Thurloxton is a village and civil parish 5 mi north-east of Taunton, and 5 miles south-west of Bridgwater on the south-eastern slopes of the Quantock Hills in the county of Somerset, England.

==History==
The name means 'Through the animal pen' from the Old English purh and locian, or alternatively "Thurlac's tun", the holding of the original Saxon owner Thurlac.

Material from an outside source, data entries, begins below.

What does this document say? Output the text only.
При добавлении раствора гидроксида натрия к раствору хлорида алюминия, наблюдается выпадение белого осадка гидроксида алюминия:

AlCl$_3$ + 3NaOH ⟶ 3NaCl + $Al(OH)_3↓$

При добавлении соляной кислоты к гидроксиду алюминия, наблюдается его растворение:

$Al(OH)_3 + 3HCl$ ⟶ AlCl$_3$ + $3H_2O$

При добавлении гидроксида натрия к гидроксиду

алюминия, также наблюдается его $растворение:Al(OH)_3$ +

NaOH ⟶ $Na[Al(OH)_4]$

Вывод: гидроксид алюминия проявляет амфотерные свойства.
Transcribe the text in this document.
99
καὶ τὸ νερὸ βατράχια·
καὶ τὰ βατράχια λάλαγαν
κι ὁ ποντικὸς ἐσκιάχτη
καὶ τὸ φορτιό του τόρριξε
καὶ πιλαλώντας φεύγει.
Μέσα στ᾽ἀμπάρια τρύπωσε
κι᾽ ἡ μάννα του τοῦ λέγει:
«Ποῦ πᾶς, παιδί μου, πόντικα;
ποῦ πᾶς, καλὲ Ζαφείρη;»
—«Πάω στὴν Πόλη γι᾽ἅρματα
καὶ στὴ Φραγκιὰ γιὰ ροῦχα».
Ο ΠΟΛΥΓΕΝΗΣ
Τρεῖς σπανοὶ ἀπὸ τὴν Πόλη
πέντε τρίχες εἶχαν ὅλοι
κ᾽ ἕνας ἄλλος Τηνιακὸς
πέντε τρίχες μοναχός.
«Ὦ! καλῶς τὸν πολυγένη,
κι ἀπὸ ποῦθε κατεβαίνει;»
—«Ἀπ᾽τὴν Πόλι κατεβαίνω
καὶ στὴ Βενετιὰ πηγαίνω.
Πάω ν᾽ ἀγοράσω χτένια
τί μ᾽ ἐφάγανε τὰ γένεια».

The manor and church were held by the monks of Taunton Priory until the dissolution of the monasteries and after that by the Portmans of Orchard Portman.

==Governance==
The parish council has responsibility for local issues, including setting an annual precept (local rate) to cover the council’s operating costs and producing annual accounts for public scrutiny. The parish council evaluates local planning applications and works with the local police, district council officers, and neighbourhood watch groups on matters of crime, security and traffic. The parish council's role also includes initiating projects for the maintenance and repair of parish facilities, as well as consulting with the district council on the maintenance, repair, and improvement of highways, drainage, footpaths, public transport and street cleaning. Conservation matters (including trees and listed buildings) and environmental issues are also the responsibility of the council.

For local government purposes, since 1 April 2023, the village comes under the unitary authority of Somerset Council. Prior to this, it was part of the non-metropolitan district of Sedgemoor, which was formed on 1 April 1974 under the Local Government Act 1972, having previously been part of Bridgwater Rural District.

It is also part of the Bridgwater county constituency represented in the House of Commons of the Parliament of the United Kingdom. It elects one Member of Parliament (MP) by the first-past-the-post system of election.

==Religious sites==
The originally Norman Church of St Giles dates from the 14th century but is predominantly from the 15th century with 19th-century restoration including the addition of the north aisle in 1868. It has been designated by English Heritage as a Grade II* listed building. From October 1763 to January 1764 the vicar was the diarist James Woodforde. He was followed by the Rev William Boone. who was curate of the parish for 43 years, but was outlasted by his rector, the Rev Charles Russell, who was appointed in 1768 and held the living for 65 years.